The stretcher according to claim 12,

 The initial lifting assist device is attached to the bed portion so as to be swingable, and is a foot-operated lever that is rotated by being stepped on with a foot. A stretcher having a link mechanism for converting the data into a link.

In the stretcher according to claim 12,

 A later stage of a lifting operation for raising the bed portion from the halfway position to the highest position, or all stages of a lifting operation for raising the bed portion from the lowest position to the highest position. 5. The stretcher according to claim 1, further comprising a main lift assist device for applying a force in a rising direction to the bed portion.

In the stretcher according to claim 18,

 The stretcher is a device that applies a force in a rising direction to the bed portion by applying a force in a developing direction to the leg.

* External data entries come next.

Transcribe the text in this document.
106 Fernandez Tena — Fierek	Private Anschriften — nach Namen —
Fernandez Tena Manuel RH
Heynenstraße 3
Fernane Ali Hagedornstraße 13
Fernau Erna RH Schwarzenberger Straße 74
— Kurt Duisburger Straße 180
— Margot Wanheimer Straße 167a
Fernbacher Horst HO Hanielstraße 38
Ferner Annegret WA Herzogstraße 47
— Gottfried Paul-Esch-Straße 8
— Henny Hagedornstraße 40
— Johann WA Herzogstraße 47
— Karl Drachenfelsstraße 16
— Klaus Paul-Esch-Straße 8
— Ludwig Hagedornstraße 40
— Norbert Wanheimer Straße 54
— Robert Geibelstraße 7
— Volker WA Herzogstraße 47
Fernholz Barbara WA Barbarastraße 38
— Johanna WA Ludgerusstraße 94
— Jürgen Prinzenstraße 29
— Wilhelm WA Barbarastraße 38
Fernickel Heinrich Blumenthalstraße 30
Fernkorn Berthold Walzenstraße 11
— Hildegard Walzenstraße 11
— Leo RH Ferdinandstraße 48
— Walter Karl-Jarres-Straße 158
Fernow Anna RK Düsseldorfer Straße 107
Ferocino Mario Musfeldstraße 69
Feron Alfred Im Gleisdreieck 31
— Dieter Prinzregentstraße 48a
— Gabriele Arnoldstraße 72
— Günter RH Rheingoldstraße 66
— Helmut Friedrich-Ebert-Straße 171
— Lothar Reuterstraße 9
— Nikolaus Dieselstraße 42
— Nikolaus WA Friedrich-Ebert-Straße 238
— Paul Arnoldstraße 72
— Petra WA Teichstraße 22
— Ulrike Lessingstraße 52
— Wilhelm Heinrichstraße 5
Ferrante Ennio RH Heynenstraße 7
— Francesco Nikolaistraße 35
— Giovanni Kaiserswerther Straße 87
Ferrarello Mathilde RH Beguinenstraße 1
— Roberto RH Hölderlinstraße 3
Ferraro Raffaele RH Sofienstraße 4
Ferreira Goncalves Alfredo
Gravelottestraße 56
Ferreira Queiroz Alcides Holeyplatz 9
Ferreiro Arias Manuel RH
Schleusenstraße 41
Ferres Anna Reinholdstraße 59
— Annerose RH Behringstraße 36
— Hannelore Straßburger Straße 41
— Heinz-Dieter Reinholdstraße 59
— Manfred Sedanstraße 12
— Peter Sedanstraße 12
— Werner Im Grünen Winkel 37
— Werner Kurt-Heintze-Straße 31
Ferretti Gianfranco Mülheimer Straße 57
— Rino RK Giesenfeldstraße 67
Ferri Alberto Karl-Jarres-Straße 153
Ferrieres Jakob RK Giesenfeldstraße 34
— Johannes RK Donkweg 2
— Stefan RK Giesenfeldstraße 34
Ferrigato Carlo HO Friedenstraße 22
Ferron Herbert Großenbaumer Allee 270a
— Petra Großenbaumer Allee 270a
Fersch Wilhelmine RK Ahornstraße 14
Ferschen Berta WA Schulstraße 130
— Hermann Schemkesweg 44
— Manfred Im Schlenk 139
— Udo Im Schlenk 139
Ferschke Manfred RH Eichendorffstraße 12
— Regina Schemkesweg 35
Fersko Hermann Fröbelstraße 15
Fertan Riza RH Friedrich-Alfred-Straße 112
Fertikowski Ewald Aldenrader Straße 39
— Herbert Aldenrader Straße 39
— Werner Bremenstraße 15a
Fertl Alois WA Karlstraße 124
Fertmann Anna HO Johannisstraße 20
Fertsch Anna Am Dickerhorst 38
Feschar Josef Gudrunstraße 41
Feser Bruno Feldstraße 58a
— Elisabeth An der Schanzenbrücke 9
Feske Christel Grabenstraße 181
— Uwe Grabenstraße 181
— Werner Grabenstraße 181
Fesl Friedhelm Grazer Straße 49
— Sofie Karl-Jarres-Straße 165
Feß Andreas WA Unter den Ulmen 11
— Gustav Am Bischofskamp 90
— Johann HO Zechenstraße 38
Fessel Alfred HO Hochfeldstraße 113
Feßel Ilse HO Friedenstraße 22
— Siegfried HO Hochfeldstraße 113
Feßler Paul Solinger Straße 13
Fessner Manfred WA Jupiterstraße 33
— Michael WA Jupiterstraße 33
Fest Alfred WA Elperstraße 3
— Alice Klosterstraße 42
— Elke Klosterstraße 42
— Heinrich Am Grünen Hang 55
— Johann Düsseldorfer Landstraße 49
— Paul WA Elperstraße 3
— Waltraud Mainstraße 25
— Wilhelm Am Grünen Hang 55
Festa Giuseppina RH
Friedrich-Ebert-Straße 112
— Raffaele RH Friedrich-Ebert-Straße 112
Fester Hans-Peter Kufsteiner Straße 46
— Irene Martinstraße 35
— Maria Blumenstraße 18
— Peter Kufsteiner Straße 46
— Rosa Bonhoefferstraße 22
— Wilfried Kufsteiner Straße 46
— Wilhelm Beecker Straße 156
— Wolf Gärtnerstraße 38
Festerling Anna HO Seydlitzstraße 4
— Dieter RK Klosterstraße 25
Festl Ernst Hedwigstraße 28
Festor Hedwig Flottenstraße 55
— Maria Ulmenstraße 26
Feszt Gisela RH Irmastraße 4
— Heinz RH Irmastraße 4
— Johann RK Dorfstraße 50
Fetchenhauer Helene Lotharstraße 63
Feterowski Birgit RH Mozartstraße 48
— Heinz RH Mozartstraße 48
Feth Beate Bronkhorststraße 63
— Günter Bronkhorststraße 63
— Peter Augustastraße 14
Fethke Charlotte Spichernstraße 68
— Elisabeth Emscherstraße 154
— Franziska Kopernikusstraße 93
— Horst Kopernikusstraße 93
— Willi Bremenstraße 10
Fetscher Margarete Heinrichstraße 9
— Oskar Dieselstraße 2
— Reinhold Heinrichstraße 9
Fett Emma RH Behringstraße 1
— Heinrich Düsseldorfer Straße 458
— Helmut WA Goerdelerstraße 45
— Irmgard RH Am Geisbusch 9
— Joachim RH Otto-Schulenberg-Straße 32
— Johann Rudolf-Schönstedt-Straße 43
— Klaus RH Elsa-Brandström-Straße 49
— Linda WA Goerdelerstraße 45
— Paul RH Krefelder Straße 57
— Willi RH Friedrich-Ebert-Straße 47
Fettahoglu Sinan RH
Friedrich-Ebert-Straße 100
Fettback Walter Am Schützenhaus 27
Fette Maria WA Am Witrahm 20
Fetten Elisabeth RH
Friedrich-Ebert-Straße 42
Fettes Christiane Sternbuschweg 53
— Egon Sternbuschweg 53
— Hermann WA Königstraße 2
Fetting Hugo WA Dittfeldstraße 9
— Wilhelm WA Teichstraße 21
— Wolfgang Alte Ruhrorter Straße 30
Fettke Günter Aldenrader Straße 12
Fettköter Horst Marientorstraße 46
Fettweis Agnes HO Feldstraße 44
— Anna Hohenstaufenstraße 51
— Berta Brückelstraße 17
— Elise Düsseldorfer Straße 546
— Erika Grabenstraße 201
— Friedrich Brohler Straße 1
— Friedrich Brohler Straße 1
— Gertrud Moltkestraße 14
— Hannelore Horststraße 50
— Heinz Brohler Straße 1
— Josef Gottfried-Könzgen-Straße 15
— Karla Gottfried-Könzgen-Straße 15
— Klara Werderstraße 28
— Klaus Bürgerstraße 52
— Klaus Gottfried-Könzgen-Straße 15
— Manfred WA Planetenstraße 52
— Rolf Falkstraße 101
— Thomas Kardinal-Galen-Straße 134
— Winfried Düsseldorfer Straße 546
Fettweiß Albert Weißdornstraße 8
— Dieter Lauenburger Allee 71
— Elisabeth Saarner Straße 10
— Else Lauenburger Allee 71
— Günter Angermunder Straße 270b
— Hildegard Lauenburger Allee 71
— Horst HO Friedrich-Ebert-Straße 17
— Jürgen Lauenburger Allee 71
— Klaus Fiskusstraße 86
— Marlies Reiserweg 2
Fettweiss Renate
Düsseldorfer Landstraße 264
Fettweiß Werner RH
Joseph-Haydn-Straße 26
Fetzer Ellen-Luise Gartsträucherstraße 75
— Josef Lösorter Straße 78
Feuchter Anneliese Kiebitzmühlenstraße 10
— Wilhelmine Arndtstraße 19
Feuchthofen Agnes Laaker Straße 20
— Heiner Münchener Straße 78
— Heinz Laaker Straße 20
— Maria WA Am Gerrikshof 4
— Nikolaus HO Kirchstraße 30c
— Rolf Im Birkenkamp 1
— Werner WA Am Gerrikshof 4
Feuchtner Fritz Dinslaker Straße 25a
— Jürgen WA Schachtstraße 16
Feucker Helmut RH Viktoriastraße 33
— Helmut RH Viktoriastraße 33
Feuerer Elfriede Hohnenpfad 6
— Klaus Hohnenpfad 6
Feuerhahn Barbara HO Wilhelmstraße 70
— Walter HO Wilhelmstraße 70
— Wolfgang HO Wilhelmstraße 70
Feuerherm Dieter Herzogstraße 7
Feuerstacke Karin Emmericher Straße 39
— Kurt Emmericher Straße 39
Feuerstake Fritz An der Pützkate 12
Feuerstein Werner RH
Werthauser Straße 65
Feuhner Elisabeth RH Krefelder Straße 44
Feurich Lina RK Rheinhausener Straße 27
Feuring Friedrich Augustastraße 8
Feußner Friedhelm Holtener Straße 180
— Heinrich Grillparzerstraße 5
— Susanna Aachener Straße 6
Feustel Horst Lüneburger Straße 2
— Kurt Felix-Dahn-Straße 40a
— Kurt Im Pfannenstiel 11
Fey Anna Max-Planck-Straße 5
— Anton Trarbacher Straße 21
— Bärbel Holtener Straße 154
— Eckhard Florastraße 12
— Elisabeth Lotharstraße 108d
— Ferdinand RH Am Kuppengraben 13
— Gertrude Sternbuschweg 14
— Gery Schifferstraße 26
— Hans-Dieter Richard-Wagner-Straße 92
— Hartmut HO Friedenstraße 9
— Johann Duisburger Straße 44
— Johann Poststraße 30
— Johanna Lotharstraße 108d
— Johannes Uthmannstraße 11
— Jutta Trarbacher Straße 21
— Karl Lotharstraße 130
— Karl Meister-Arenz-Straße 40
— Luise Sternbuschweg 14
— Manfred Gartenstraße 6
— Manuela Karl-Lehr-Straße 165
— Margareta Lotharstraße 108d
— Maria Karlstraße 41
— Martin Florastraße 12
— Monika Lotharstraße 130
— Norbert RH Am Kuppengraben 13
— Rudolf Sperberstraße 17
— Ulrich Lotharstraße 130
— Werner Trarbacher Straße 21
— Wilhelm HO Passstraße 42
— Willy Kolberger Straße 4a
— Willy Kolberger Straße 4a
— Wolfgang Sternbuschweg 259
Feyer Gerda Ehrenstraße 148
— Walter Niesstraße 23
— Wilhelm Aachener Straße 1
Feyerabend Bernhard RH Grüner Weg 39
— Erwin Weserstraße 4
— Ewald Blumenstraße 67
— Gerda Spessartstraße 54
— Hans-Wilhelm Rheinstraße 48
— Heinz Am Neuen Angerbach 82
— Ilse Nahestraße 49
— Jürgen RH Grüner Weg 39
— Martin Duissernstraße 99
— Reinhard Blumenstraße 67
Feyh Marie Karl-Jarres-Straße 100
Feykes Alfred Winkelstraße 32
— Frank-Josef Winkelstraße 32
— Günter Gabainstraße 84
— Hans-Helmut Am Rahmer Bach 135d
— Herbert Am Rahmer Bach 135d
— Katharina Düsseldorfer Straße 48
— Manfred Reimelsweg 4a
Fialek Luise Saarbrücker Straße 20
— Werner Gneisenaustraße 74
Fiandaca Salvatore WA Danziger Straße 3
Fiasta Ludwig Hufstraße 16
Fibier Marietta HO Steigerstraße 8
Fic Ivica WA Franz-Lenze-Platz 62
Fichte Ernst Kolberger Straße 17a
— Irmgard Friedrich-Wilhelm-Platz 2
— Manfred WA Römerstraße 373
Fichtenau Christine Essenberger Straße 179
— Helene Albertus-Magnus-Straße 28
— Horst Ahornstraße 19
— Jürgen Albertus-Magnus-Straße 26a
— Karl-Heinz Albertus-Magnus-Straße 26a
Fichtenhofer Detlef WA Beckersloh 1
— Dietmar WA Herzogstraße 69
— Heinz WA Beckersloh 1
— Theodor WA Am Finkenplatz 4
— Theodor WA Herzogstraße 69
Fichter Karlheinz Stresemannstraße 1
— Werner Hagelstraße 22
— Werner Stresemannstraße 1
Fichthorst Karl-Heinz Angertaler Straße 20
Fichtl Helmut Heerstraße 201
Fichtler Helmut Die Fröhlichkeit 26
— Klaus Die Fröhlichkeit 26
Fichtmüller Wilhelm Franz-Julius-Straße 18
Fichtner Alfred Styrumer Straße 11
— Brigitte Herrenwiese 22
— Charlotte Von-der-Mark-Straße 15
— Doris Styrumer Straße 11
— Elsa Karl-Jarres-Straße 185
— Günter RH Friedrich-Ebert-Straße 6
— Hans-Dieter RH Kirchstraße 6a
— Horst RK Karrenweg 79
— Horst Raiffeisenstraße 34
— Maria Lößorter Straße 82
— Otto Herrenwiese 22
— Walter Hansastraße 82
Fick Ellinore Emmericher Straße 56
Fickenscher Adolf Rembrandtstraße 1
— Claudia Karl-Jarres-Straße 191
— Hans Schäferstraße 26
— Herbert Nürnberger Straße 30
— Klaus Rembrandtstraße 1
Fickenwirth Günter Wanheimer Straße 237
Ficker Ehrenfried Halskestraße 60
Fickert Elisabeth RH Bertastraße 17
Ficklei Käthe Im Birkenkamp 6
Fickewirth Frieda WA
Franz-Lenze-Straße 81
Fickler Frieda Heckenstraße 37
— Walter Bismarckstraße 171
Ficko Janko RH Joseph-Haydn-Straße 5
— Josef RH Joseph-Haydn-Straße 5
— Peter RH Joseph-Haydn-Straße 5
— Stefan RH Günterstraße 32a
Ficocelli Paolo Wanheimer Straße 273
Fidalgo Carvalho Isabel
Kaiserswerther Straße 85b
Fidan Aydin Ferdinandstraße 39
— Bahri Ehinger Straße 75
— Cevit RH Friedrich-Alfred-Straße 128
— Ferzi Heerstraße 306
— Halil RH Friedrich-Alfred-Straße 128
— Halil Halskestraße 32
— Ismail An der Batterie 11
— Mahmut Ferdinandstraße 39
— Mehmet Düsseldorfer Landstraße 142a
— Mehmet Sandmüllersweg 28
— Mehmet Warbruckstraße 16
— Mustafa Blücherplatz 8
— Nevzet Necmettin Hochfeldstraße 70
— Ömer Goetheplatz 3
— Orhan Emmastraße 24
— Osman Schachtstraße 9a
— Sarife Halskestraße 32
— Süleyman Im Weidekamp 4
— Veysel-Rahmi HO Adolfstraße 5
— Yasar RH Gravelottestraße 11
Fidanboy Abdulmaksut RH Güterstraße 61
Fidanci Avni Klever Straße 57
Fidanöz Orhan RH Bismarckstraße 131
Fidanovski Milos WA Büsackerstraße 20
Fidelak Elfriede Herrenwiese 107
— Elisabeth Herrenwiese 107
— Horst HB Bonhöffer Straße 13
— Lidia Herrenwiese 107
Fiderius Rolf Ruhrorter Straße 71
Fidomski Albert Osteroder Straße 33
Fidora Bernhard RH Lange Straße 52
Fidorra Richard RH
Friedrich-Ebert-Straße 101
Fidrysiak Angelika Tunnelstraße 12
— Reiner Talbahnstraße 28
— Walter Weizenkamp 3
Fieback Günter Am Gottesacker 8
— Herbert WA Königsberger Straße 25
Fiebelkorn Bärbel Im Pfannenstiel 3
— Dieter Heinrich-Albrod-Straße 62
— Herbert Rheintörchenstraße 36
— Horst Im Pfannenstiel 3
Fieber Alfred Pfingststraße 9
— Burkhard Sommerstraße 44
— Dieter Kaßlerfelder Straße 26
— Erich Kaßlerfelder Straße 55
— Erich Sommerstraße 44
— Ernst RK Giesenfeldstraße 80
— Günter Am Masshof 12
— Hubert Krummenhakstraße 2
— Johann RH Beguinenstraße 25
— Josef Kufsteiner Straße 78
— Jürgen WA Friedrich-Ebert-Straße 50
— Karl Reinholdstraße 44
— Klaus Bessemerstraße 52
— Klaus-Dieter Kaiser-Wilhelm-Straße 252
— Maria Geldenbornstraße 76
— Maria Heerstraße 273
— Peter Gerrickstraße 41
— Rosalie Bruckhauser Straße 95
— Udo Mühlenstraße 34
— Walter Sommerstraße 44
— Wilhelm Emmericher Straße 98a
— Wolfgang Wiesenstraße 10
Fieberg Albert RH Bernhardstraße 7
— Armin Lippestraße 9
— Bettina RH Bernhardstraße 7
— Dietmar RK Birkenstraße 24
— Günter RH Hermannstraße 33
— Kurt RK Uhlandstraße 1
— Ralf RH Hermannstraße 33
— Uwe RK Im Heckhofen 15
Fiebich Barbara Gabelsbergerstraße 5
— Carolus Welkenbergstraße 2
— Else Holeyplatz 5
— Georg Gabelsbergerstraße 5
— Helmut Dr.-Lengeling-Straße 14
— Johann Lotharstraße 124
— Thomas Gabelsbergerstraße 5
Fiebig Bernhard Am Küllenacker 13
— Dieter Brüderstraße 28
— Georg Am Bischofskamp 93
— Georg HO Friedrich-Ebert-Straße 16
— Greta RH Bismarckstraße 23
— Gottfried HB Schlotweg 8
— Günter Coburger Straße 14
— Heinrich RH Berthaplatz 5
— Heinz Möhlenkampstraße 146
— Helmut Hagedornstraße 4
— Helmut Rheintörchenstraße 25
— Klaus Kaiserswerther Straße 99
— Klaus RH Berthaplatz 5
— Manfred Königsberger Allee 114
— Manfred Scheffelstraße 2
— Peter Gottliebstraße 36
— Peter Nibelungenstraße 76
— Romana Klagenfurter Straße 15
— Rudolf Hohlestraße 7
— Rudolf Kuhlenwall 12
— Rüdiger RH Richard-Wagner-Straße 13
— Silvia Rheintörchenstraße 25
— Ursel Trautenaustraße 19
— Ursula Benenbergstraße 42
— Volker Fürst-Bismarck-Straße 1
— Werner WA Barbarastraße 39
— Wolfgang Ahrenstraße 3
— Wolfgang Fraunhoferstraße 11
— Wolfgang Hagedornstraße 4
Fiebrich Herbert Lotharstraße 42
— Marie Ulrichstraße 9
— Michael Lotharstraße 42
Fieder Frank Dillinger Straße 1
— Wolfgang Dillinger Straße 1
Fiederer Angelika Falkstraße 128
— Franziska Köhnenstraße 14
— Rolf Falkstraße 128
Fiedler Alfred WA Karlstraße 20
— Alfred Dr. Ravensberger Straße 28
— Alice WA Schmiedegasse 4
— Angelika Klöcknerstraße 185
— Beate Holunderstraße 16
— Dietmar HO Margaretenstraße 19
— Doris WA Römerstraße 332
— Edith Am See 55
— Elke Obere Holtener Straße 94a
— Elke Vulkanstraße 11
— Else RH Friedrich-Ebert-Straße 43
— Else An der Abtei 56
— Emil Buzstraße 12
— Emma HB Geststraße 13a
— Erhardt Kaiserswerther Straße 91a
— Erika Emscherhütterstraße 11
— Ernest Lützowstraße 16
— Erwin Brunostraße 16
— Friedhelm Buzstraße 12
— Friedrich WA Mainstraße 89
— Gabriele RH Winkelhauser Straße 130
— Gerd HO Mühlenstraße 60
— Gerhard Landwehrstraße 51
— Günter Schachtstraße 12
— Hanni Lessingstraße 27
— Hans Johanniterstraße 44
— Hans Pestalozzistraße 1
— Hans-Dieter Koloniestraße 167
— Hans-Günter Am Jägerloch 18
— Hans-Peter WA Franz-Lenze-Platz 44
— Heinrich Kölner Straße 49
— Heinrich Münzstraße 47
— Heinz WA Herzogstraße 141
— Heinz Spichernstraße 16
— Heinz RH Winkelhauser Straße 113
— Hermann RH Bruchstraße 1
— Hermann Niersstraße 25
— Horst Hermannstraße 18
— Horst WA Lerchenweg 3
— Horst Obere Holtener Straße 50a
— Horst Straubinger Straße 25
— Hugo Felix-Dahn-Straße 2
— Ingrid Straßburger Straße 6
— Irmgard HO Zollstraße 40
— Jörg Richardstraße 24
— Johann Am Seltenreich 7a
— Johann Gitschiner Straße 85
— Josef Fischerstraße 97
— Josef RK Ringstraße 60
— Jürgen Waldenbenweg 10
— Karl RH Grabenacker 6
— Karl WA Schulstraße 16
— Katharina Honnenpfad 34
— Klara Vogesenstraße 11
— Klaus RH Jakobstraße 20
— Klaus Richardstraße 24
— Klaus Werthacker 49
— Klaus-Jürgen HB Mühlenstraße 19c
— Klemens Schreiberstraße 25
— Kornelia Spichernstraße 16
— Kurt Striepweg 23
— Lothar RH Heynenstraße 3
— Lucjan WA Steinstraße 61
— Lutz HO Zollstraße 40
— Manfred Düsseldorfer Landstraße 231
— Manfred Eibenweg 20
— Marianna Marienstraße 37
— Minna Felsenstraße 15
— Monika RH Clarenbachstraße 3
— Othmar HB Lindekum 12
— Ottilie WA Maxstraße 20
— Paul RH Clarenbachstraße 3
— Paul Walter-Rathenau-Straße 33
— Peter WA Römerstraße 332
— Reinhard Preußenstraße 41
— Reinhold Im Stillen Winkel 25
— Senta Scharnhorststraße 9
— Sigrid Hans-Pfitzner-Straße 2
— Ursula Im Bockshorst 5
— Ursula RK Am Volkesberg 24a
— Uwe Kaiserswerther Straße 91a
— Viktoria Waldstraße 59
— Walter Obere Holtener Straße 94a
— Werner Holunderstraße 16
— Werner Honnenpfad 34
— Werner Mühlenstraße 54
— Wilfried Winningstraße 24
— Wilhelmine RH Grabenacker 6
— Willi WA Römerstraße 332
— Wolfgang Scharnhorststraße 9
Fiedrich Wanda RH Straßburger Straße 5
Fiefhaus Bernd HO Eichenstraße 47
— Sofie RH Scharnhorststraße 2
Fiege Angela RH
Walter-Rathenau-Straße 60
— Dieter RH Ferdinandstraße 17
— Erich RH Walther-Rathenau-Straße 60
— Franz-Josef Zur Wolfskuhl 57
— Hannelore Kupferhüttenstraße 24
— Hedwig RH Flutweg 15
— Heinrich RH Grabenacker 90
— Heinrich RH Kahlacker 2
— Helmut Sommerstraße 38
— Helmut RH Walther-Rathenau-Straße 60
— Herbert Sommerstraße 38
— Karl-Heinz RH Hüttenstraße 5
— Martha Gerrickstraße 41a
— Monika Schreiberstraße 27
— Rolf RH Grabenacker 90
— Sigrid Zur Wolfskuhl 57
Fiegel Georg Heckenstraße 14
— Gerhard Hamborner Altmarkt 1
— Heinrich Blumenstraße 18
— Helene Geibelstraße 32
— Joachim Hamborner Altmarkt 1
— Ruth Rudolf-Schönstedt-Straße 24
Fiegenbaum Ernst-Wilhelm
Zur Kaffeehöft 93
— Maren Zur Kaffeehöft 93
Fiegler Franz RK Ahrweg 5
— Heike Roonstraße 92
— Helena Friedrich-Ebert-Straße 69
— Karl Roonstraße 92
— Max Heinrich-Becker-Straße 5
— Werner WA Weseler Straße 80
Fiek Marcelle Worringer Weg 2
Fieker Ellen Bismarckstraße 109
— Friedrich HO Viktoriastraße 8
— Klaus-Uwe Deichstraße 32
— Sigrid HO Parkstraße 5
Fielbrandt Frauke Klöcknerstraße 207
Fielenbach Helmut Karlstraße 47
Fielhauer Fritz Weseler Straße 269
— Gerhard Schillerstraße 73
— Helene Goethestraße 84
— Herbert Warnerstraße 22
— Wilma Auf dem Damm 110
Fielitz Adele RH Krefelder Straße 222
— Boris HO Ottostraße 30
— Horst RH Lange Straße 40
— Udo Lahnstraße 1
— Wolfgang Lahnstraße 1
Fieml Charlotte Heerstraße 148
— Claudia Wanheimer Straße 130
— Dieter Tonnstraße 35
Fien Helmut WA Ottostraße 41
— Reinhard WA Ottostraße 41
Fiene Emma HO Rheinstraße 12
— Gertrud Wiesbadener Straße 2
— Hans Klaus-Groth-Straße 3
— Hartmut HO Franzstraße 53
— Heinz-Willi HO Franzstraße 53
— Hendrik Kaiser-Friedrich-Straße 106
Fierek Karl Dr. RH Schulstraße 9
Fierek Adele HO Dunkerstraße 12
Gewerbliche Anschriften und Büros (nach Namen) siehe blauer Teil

In the stretcher according to claim 18,

 A stretcher, comprising: a main actuator for applying a force in a direction of ascending to the bed portion by introducing a high-pressure gas; and a main switch for ON / OFF of the main actuator.

A bed portion on which the patient is placed, a leg which is provided on the bed portion so as to be foldable, and which is deployed as the bed portion is raised and folded as the bed portion is lowered; and And a support base in a state where the legs are deployed. The stretcher is loaded on the support base in a state where the legs are folded by being pushed toward

 A deployment force applying mechanism for applying a force in a direction to deploy to the leg,

 A release mechanism that releases the deployment force imparting mechanism when a loading length of the stretcher with respect to the support table is equal to or longer than a predetermined length;

The stretcher is further provided.

21. The stretcher according to claim 21,

 The deployment force applying mechanism includes a pneumatic cylinder,

 The stretcher, wherein the release mechanism includes a gas release mechanism that releases the high-pressure gas in the pneumatic cylinder.

A bed portion on which the patient is placed, front and rear legs foldably provided on the front and rear sides of the bed portion, and wheels provided on the front and rear legs, respectively; A stretcher that is loaded on the support from the front side of the bed portion in a state where the front leg and the rear leg are folded by being pushed toward the support while the legs are deployed,

 A deployment force applying mechanism for applying a force in a deployment direction to at least the rear leg;

 A release mechanism for releasing the force in the deployment direction of the deployment force applying mechanism on the rear leg when the stacking length of the stretcher with respect to the support table is equal to or longer than a predetermined length;

The stretcher is further provided.

The stretcher according to claim 23,

 The bed portion includes a rail extending in a front-rear direction,

 At least the front leg includes a slider that slides on the rail in accordance with expansion and folding,

The release mechanism includes position detection means for detecting whether the slider has passed a predetermined position on the rail, and a switch for releasing the expansion force applying mechanism when the slider has passed a predetermined position.

24. The stretcher according to claim 24,

 A lock mechanism that locks the front leg and the rear leg in a deployed state and that is released when the vehicle is loaded on the support base,

 The deployment force applying mechanism includes a pneumatic cylinder,

 The stretcher includes a gas release mechanism that releases the high-pressure gas of the pneumatic cylinder when the slider passes a predetermined position.

A stretcher according to claim 21;

 A support table on which the stretcher is loaded,

 The support I, a reciprocating system, comprising a transport device for transporting the stretcher onto the support.

A stretcher according to claim 23, and

 A support table on which the stretcher is loaded,

 The stretcher system, wherein the supporter includes a transfer device that transfers the stretcher onto the supporter.